April 29, 2013
In the title of this blog and its substance, I am extrapolating on issues presented in an excellent article, “How to Make Drug Courts Work”, authored by Harold Pollack, Eric Sevigny and Peter Reuter, published in the Washington Post (April 26,2013). The issues explored relating to drug courts are almost identical to those facing other problem-solving courts or specialty courts, including reentry courts.
In the Post article, its authors lament that drug courts and other specialty courts are slated to receive $80 million with possibly little to show for it. They point out that although numerous (half of all counties claim to have a drug court), they average only 50 participants. More significantly, too many courts stick to a limited, and political cautious approach to their specialty courts. By that i mean they screen out the serious or violent offender, and work with those who need the intensive specialty court services the least. As Professor Ed Latessa has highlighted in his research at the University of Cincinati; spending money, resources and energy on low to medium risk offenders, whose offenses are non-serious and non-violent is a poor use of limited resources (see in this website: “High Risk Offenders do Better in Half-Way Houses”).

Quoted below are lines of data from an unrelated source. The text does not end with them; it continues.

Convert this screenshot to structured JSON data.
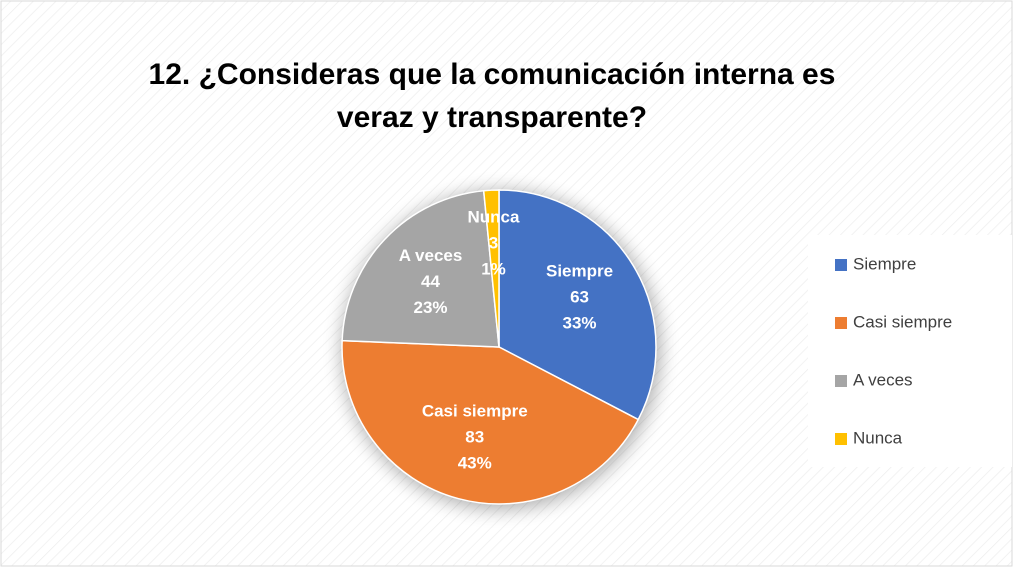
{
  "chart_data": {
    "type": "pie",
    "title": "12. ¿Consideras que la comunicación interna es veraz y transparente?",
    "categories": [
      "Siempre",
      "Casi siempre",
      "A veces",
      "Nunca"
    ],
    "values": [
      63,
      83,
      44,
      3
    ],
    "value_labels": [
      "33%",
      "43%",
      "23%",
      "1%"
    ],
    "colors": [
      "#4472c4",
      "#ed7d31",
      "#a5a5a5",
      "#ffc000"
    ],
    "legend": "right"
  }
}
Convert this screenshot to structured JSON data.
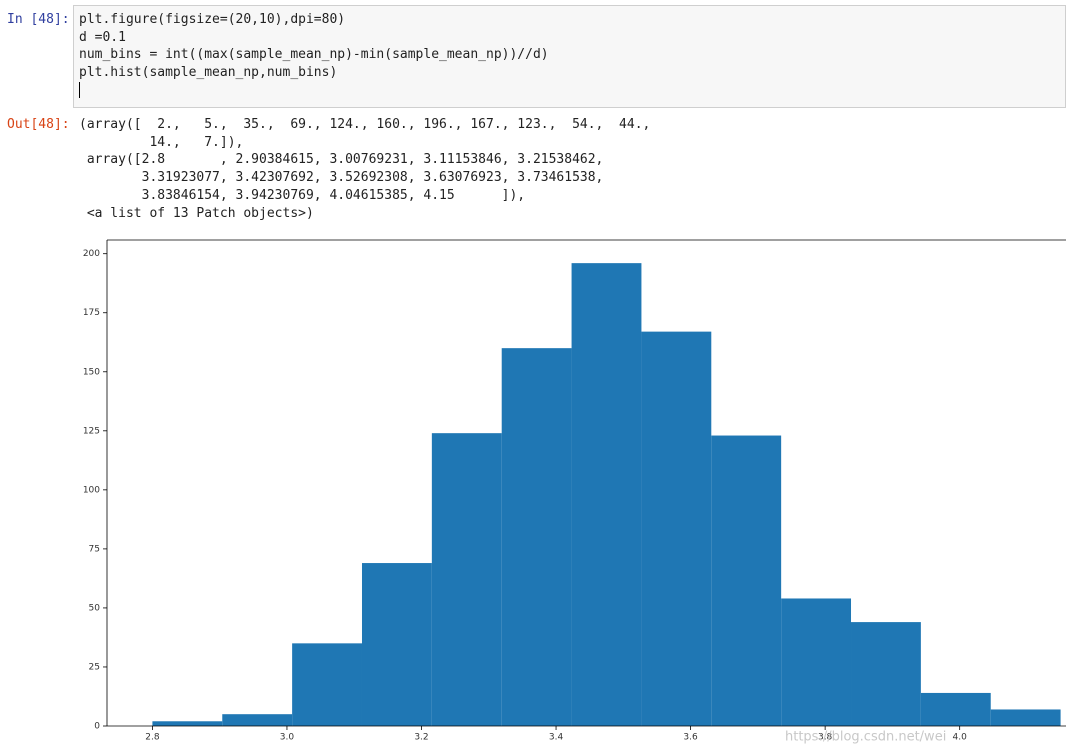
{
  "input": {
    "prompt": "In [48]:",
    "code": [
      "plt.figure(figsize=(20,10),dpi=80)",
      "d =0.1",
      "num_bins = int((max(sample_mean_np)-min(sample_mean_np))//d)",
      "plt.hist(sample_mean_np,num_bins)"
    ]
  },
  "output": {
    "prompt": "Out[48]:",
    "lines": [
      "(array([  2.,   5.,  35.,  69., 124., 160., 196., 167., 123.,  54.,  44.,",
      "         14.,   7.]),",
      " array([2.8       , 2.90384615, 3.00769231, 3.11153846, 3.21538462,",
      "        3.31923077, 3.42307692, 3.52692308, 3.63076923, 3.73461538,",
      "        3.83846154, 3.94230769, 4.04615385, 4.15      ]),",
      " <a list of 13 Patch objects>)"
    ]
  },
  "chart_data": {
    "type": "histogram",
    "bins": [
      2.8,
      2.90384615,
      3.00769231,
      3.11153846,
      3.21538462,
      3.31923077,
      3.42307692,
      3.52692308,
      3.63076923,
      3.73461538,
      3.83846154,
      3.94230769,
      4.04615385,
      4.15
    ],
    "values": [
      2,
      5,
      35,
      69,
      124,
      160,
      196,
      167,
      123,
      54,
      44,
      14,
      7
    ],
    "color": "#1f77b4",
    "xlim": [
      2.7325,
      4.2175
    ],
    "xticks": [
      2.8,
      {
        "value": 3,
        "label": "3.0"
      },
      3.2,
      3.4,
      3.6,
      3.8,
      {
        "value": 4,
        "label": "4.0"
      }
    ],
    "ylim": [
      0,
      205.8
    ],
    "yticks": [
      0,
      25,
      50,
      75,
      100,
      125,
      150,
      175,
      200
    ]
  },
  "watermark": "https://blog.csdn.net/wei"
}
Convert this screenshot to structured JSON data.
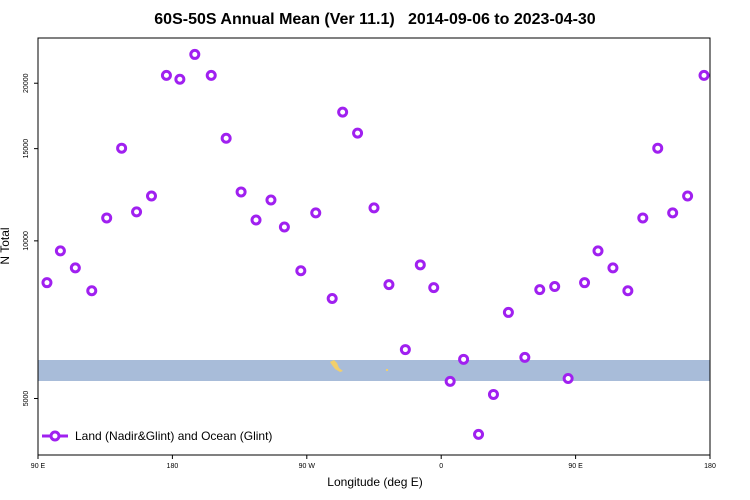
{
  "chart_data": {
    "type": "scatter",
    "title": "60S-50S Annual Mean (Ver 11.1)   2014-09-06 to 2023-04-30",
    "x_label": "Longitude (deg E)",
    "y_label": "N Total",
    "y_log": true,
    "legend_position": "lower left",
    "xlim": [
      90,
      540
    ],
    "xticks": [
      {
        "value": 90,
        "label": "90 E"
      },
      {
        "value": 180,
        "label": "180"
      },
      {
        "value": 270,
        "label": "90 W"
      },
      {
        "value": 360,
        "label": "0"
      },
      {
        "value": 450,
        "label": "90 E"
      },
      {
        "value": 540,
        "label": "180"
      }
    ],
    "ylim": [
      3900,
      24400
    ],
    "yticks": [
      5000,
      10000,
      15000,
      20000
    ],
    "series": [
      {
        "name": "Land (Nadir&Glint) and Ocean (Glint)",
        "color": "#a020f0",
        "x": [
          96,
          105,
          115,
          126,
          136,
          146,
          156,
          166,
          176,
          185,
          195,
          206,
          216,
          226,
          236,
          246,
          255,
          266,
          276,
          287,
          294,
          304,
          315,
          325,
          336,
          346,
          355,
          366,
          375,
          385,
          395,
          405,
          416,
          426,
          436,
          445,
          456,
          465,
          475,
          485,
          495,
          505,
          515,
          525,
          536
        ],
        "values": [
          8320,
          9570,
          8880,
          8030,
          11060,
          15030,
          11360,
          12180,
          20700,
          20350,
          22700,
          20700,
          15700,
          12400,
          10960,
          11970,
          10630,
          8770,
          11310,
          7760,
          17610,
          16060,
          11560,
          8250,
          6200,
          9000,
          8140,
          5390,
          5940,
          4270,
          5090,
          7300,
          5990,
          8070,
          8180,
          5460,
          8320,
          9570,
          8880,
          8030,
          11060,
          15030,
          11310,
          12180,
          20700
        ]
      }
    ]
  }
}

As the article’s authors succinctly put it,”Drug courts could be more helpful in reducing crime and incarceration, but only if they become more ambitious and less risk-averse by taking in populations likely to serve real time”.
And here is where Reentry Courts come in. Reentry Courts don’t focus on drug abusers unless they have a serious drug dependency. They do focus on offenders coming out of custody who have served “real time” for serious and/or violent offenses. That is their purpose, whether there is a drug dependency or not. Keep in mind that these offenders will overwhelmingly be released with or without the serious supervision and rehabilitation services of a Reentry Court. What possible sense does it make, to work with those who pose the least risk to society and benefit the least from an intensive intervention like Drug or Reentry Court.
The authors argue that drug courts [and reentry courts by extension] widen the net of formal social control. That “Even if these drug court participants had been incarcerated, many would likely have received short terms, often in county jails, for less than a year”. It is as if fishermen were to pull in their nets and throw the big fish back and harvest the small fish. It is not logical, does not make our communities safer or serve them well. But we continue to keep the small fry, and let the big fish return to the wild.